Ces dernières semaines, le pape a rencontré des représentants chinois et vietnamiens, alors que les ponts étaient coupés depuis la naissance des deux régimes communistes. Pour ces derniers, il est difficile d'envisager la liberté de culte et, surtout, l'obédience des évêques au Vatican, un pouvoir étranger, occidental de surcroît. Comment opère-t-il ce rapprochement ?

COURTISER LES PRÉSIDENTS

Le pape François a reçu cette semaine le président vietnamien, Trân Dai Quang, au Vatican pour un « entretien amical ». Cette visite, la première d'un chef d'État des pays communistes asiatiques, suit trois années ponctuées par la relation épistolaire du pape avec Xi Jinping, le président de la Chine. Après leur élection, à quelques semaines de distance au début de 2013, ils s'étaient tous deux envoyé des lettres personnelles de félicitations. Le pape a innové à l'été 2014 en envoyant un message à Xi alors qu'il survolait la Chine, en route pour Séoul, avant de lui envoyer une invitation à une rencontre, la première lancée par un pape. Depuis, deux rencontres ont failli avoir lieu lors de conférences internationales, la dernière en date à l'ONU, il y a un an. Et cet automne, Xi Jinping a envoyé un « cadeau », dont la nature n'a pas été précisée, à François.

NOMMER UN CARDINAL QUI DISCUTERA AVEC LE VIÊTNAM

L'an dernier, un cardinal vietnamien a été nommé, Pierre Nguyên Van Nhon, archevêque de Hanoi.

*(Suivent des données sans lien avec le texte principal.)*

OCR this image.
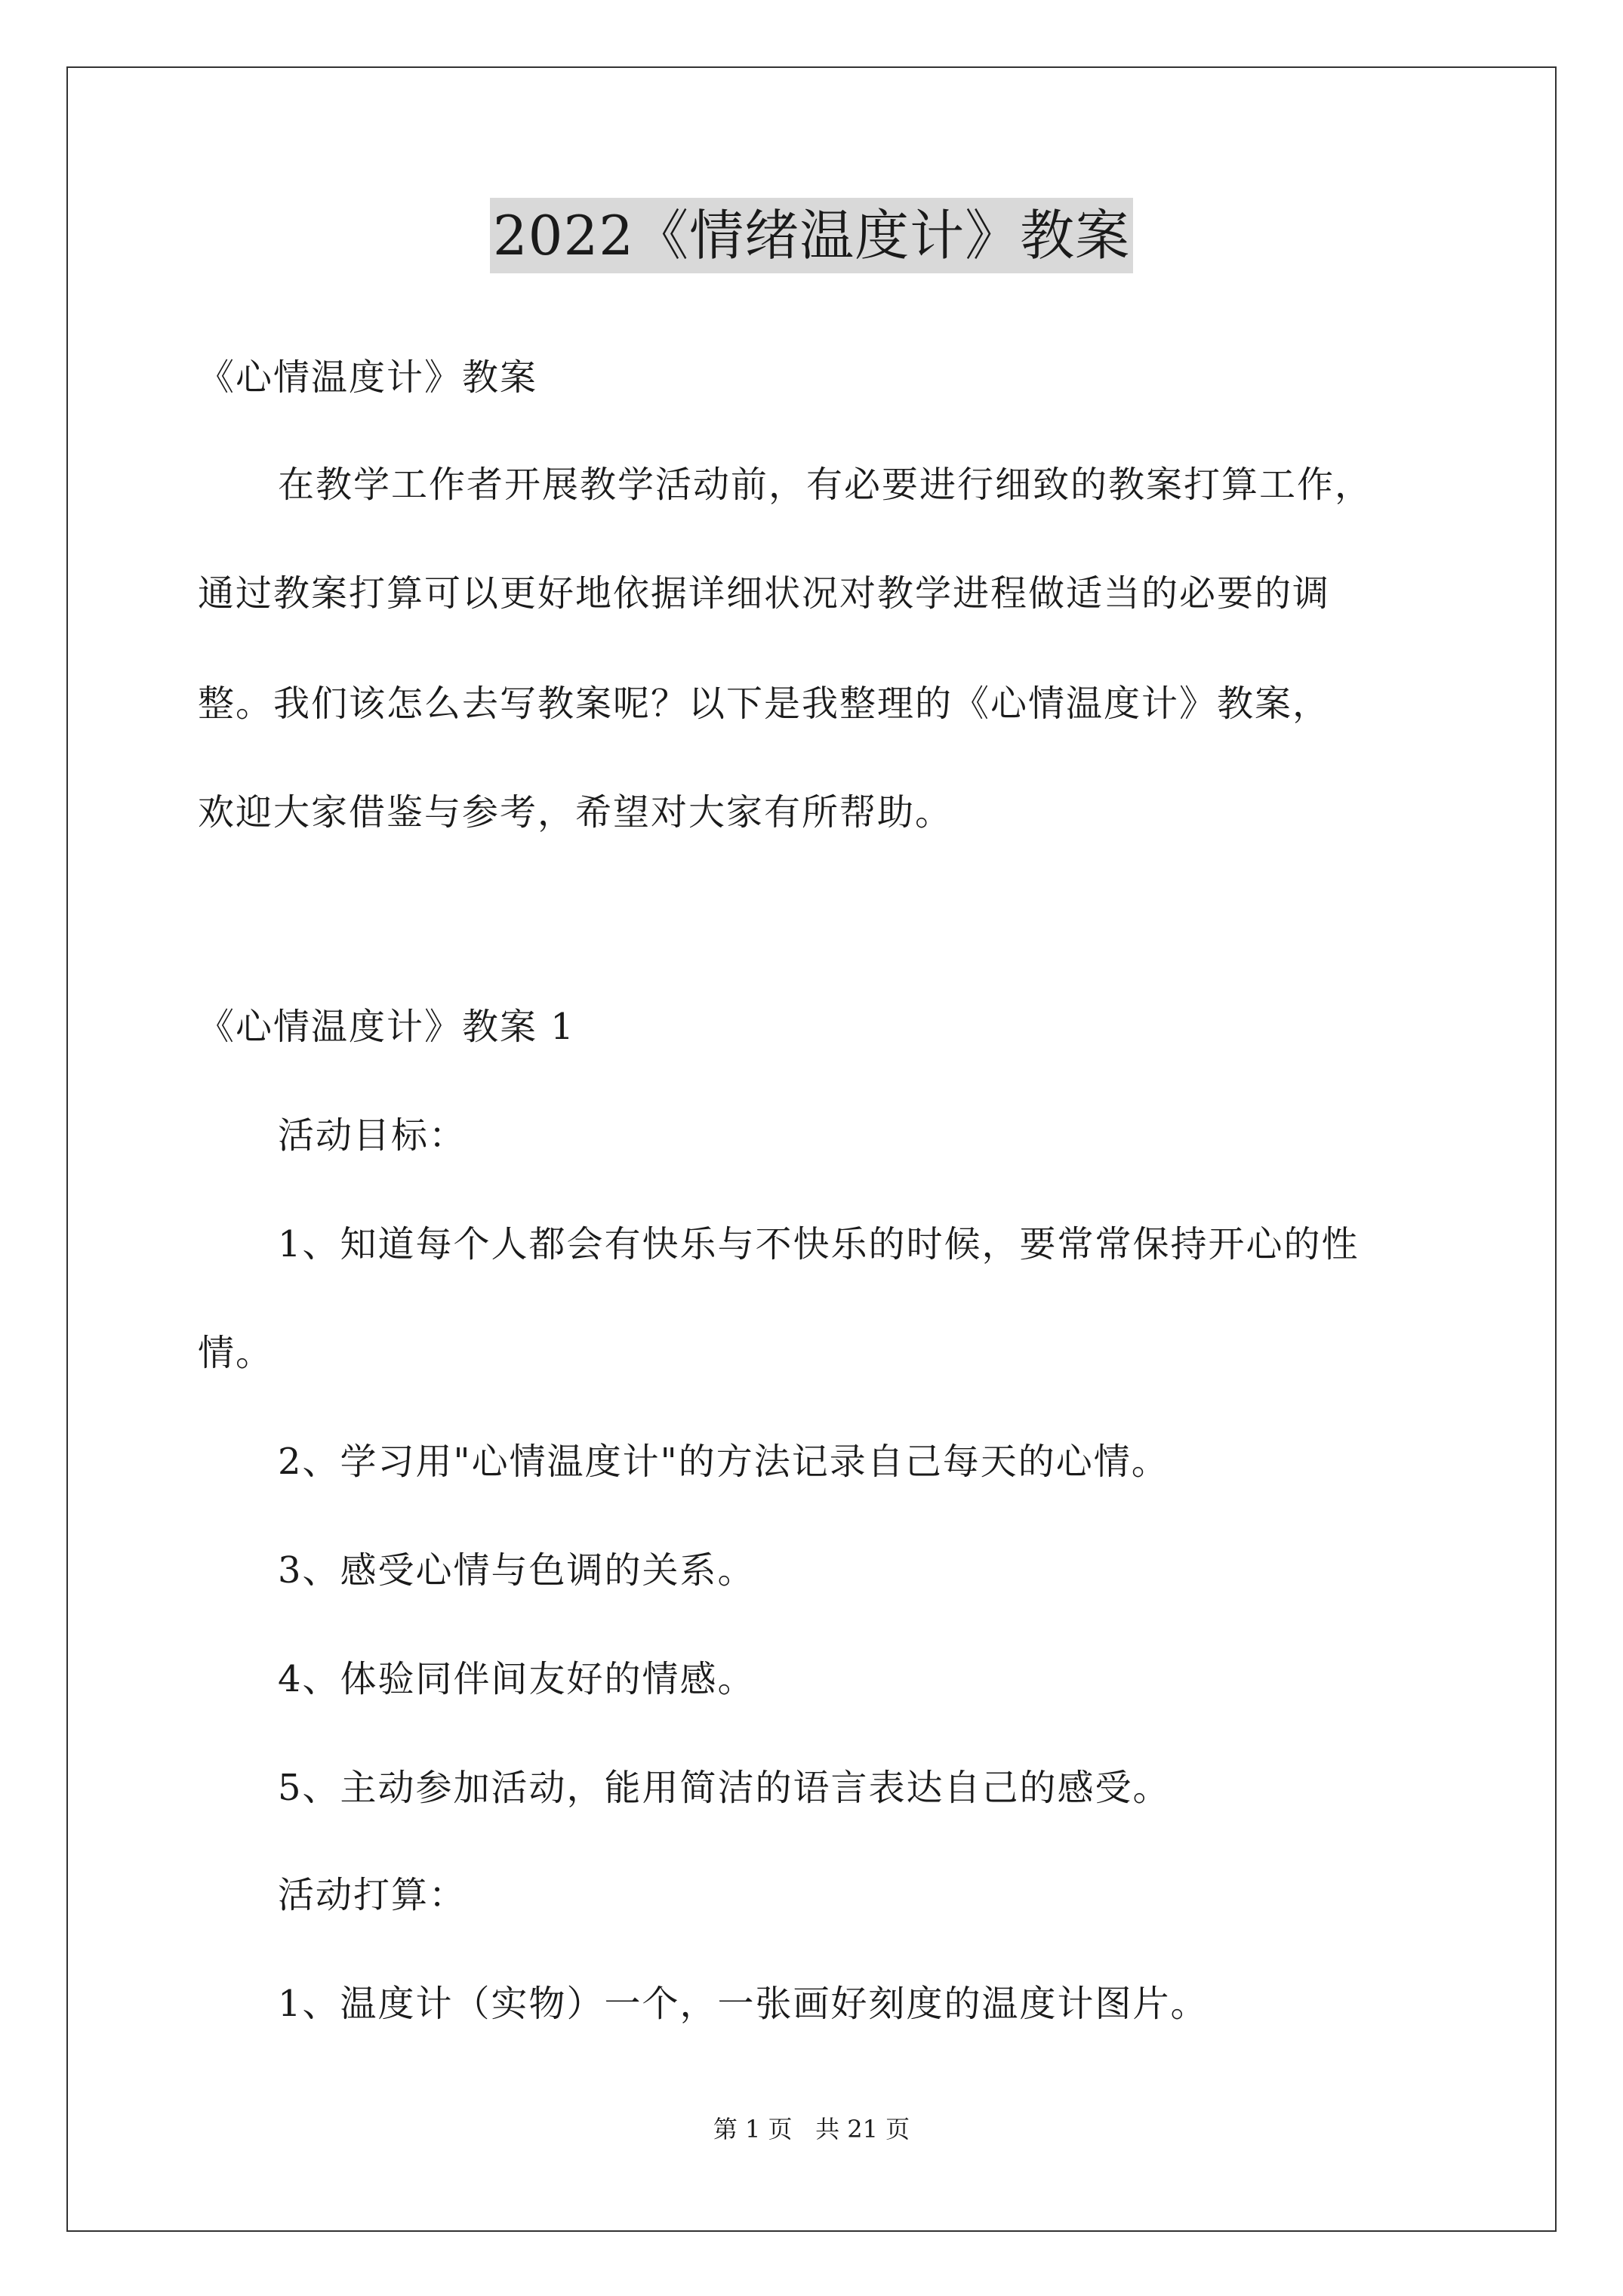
2022《情绪温度计》教案
《心情温度计》教案
在教学工作者开展教学活动前，有必要进行细致的教案打算工作，
通过教案打算可以更好地依据详细状况对教学进程做适当的必要的调
整。我们该怎么去写教案呢？以下是我整理的《心情温度计》教案，
欢迎大家借鉴与参考，希望对大家有所帮助。
《心情温度计》教案 1
活动目标：
1、知道每个人都会有快乐与不快乐的时候，要常常保持开心的性
情。
2、学习用"心情温度计"的方法记录自己每天的心情。
3、感受心情与色调的关系。
4、体验同伴间友好的情感。
5、主动参加活动，能用简洁的语言表达自己的感受。
活动打算：
1、温度计（实物）一个，一张画好刻度的温度计图片。
第 1 页   共 21 页
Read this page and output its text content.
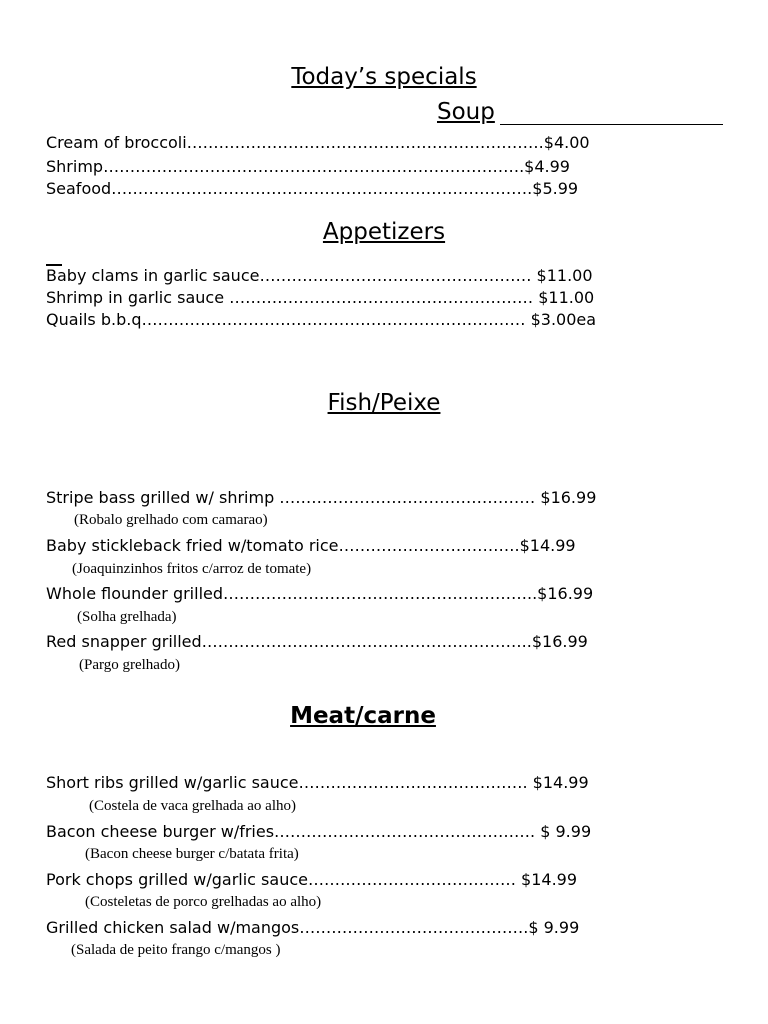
Today’s specials
Soup
Cream of broccoli………………………………………………………….$4.00
Shrimp…………………………………………………………………….$4.99
Seafood…………………………………………………………………….$5.99
Appetizers
Baby clams in garlic sauce…………………………………………… $11.00
Shrimp in garlic sauce ………………………………………………… $11.00
Quails b.b.q……………………………………………………………… $3.00ea
Fish/Peixe
Stripe bass grilled w/ shrimp ………………………………………… $16.99
(Robalo grelhado com camarao)
Baby stickleback fried w/tomato rice…………………………….$14.99
(Joaquinzinhos fritos c/arroz de tomate)
Whole flounder grilled…………………………………………………..$16.99
(Solha grelhada)
Red snapper grilled……………………………………………………..$16.99
(Pargo grelhado)
Meat/carne
Short ribs grilled w/garlic sauce……………………………………. $14.99
(Costela de vaca grelhada ao alho)
Bacon cheese burger w/fries…………………………………………. $ 9.99
(Bacon cheese burger c/batata frita)
Pork chops grilled w/garlic sauce………………………………… $14.99
(Costeletas de porco grelhadas ao alho)
Grilled chicken salad w/mangos…………………………………….$ 9.99
(Salada de peito frango c/mangos )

Il est beaucoup plus jeune que l'autre cardinal vietnamien, qui a 81 ans et a été nommé en 2003. Les vaticanistes ont fait un lien entre la nomination de Mgr Nguyên et la visite, l'année précédente, d'une délégation vietnamienne à la nomination de Pietro Parolin au collège des cardinaux, une première en pays communiste. Mgr Parolin a été le principal artisan du rapprochement entre Rome et Hanoi, qui a débuté voilà 25 ans et s'est accéléré avec la création d'un groupe de travail conjoint, en 2009, qui s'est réuni pour la sixième fois le mois dernier. À titre de comparaison, le seul cardinal chinois, Joseph Zen de Hong Kong, est souvent critique à l'endroit de Pékin et le Vatican a dû à deux reprises depuis 30 ans recourir à la nomination secrète de cardinaux, dite in pectore.

S'ENTENDRE SUR LA NOMINATION D'ÉVÊQUES

Le modèle est simple : les évêques nommés par le Vatican et ceux de l'Église officielle chinoise, non reconnus par le Vatican, s'entendent sur des prêtres candidats à l'épiscopat, dressant une liste où le Vatican choisit ses prochains évêques. C'est l'approche appliquée au Viêtnam depuis 2011. Mais après l'annonce d'une entente imminente, en août dernier, par l'archevêque de Hong Kong, Joseph Zen, la Chine semble faire marche arrière avec la nomination au début du mois de novembre d'un autre évêque catholique non reconnu par le Vatican. « La Chine semble tenir à ce que les huit évêques nommés par l'Église officielle soient reconnus, ce qui est inacceptable pour le Vatican », expliquait récemment John Allen, vaticaniste du site américain Crux. Le Vatican a nommé une cinquantaine d'évêques chinois. En 2012, une nomination conjointe avait été faite, celle de Mgr Thaddeus Ma Daquin de Shanghai, mais il a depuis fait des vagues en dénonçant l'Église officielle du gouvernement chinois, puis en s'en rapprochant.

PENDANT CE TEMPS, LA CHINE FERME DES ÉGLISES

Depuis deux ans, plus de 2000 églises et temples chrétiens ont été fermés en Chine, selon l'ONG américaine Open Doors USA. Parfois, il s'agissait d'assemblées dans la demeure d'un pasteur protestant. Le régime communiste a de plus enlevé les croix de 1200 églises, surtout dans le centre-est du pays, où se concentrent les chrétiens catholiques et protestants. Une nouvelle loi chinoise adoptée cet automne, qui prévoit notamment une amende salée pour les prêtres non autorisés organisant des messes, laisse craindre un durcissement de la répression religieuse dans l'empire du Milieu. Deux évêques sont emprisonnés depuis respectivement 15 et 19 ans.